Дом на набережной. Исчезновение. Время и место

Трифонов Юрий Валентинович

Сборник советского прозаика Юрия Валентиновича Трифонова объединил три произведения, тематически между собой связанные. В них детство и взросление мальчиков «из дома на набережной», трагически оборвавшиеся судьбы их родителей — участников Октябрьской революции — в известной мере автобиографичны.

― ДОМ НА НАБЕРЕЖНОЙ ―

Никого из этих мальчиков нет теперь на белом свете. Кто погиб на войне, кто умер от болезни, иные пропали безвестно. А некоторые, хотя и живут, превратились в других людей. И если бы эти другие люди встретили бы каким-нибудь колдовским образом тех, исчезнувших в бумазейных рубашонках, в полотняных туфлях на резиновом ходу, они не знали бы, о чем с ними говорить. Боюсь, не догадались бы даже, что встретили самих себя. Ну и бог с ними, с недогадливыми! Им некогда, они летят, плывут, несутся в потоке, загребают руками, все дальше и дальше, все скорей и скорей, день за днем, год за годом, меняются берега, отступают горы, редеют и облетают леса, темнеет небо, надвигается холод, надо спешить, спешить — и нет сил оглянуться назад, на то, что остановилось и замерло, как облако на краю небосклона.

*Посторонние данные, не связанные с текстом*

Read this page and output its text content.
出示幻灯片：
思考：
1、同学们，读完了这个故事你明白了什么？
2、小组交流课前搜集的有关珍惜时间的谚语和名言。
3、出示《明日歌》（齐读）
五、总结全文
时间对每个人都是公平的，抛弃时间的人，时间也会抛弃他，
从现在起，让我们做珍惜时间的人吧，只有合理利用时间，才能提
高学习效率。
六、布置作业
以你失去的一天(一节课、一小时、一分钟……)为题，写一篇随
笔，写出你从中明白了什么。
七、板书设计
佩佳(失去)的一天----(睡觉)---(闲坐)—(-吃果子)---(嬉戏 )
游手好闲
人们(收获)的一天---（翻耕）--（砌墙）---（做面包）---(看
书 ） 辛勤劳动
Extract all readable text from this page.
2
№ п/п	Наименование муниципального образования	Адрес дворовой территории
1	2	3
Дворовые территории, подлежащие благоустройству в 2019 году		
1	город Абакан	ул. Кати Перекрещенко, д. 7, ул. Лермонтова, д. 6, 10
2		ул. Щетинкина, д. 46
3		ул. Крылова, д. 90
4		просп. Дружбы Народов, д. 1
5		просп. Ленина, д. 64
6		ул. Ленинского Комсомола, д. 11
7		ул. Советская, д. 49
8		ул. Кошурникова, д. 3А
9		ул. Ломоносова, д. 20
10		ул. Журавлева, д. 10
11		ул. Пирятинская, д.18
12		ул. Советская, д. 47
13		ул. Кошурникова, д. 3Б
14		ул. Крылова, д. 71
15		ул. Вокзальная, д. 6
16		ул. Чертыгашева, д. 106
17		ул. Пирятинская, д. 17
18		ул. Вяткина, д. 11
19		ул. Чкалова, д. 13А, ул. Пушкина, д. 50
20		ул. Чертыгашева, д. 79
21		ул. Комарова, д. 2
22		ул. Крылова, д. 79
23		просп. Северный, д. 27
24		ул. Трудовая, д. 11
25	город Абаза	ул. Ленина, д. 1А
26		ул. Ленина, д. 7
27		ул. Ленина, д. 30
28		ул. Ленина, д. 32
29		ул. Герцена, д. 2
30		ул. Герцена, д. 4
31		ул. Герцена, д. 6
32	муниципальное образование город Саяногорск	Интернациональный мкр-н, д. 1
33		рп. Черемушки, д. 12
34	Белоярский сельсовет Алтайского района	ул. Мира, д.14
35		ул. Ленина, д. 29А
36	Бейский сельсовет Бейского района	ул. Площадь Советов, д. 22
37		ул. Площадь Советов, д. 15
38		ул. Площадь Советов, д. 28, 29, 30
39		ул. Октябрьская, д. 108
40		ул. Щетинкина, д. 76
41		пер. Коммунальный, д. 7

В один из нестерпимо жарких августовских дней 1972 года — Москва тем летом задыхалась от зноя и дымной мглы, а Глебову приходилось, как назло, проводить много дней в городе, потому что ждали вселения в кооперативный дом, — Глебов заехал в мебельный магазин в новом районе, у черта на рогах, возле Коптевского рынка, и там случилась странная история. Он встретил приятеля допотопных времен. И забыл, как его зовут. Вообще-то он приехал туда за столом. Сказали, что можно взять стол, пока еще неизвестно где, сие есть тайна, но указали концы — антикварный, с медальонами, как раз к стульям красного дерева, купленным Мариной год назад для новой квартиры. Сказали, что в мебельном возле Коптевского рынка работает некий Ефим, который знает, где стол. Глебов подъехал после обеда, в неистовый солнцепек, поставил машину в тень и направился к магазину. На тротуаре перед входом, где в клочьях мусора и упаковочной бумаги стояли только что сгруженные или ожидающие погрузки шкафы, кушетки, всякая другая полированная дребедень, где с унылым видом слонялись покупатели, шоферы такси и неряшливо одетые мужики, готовые за трояк на все, Глебов спросил, как найти Ефима. Ответили: на заднем дворе. Глебов прошел через магазин, где от духоты и спиртового запаха лака нечем было дышать, и вышел узкою дверью на двор, совершенно пустынный. Какой-то работяга дремал в тенечке у стены, сидя на корточках. Глебов к нему: «Вы не Ефим?»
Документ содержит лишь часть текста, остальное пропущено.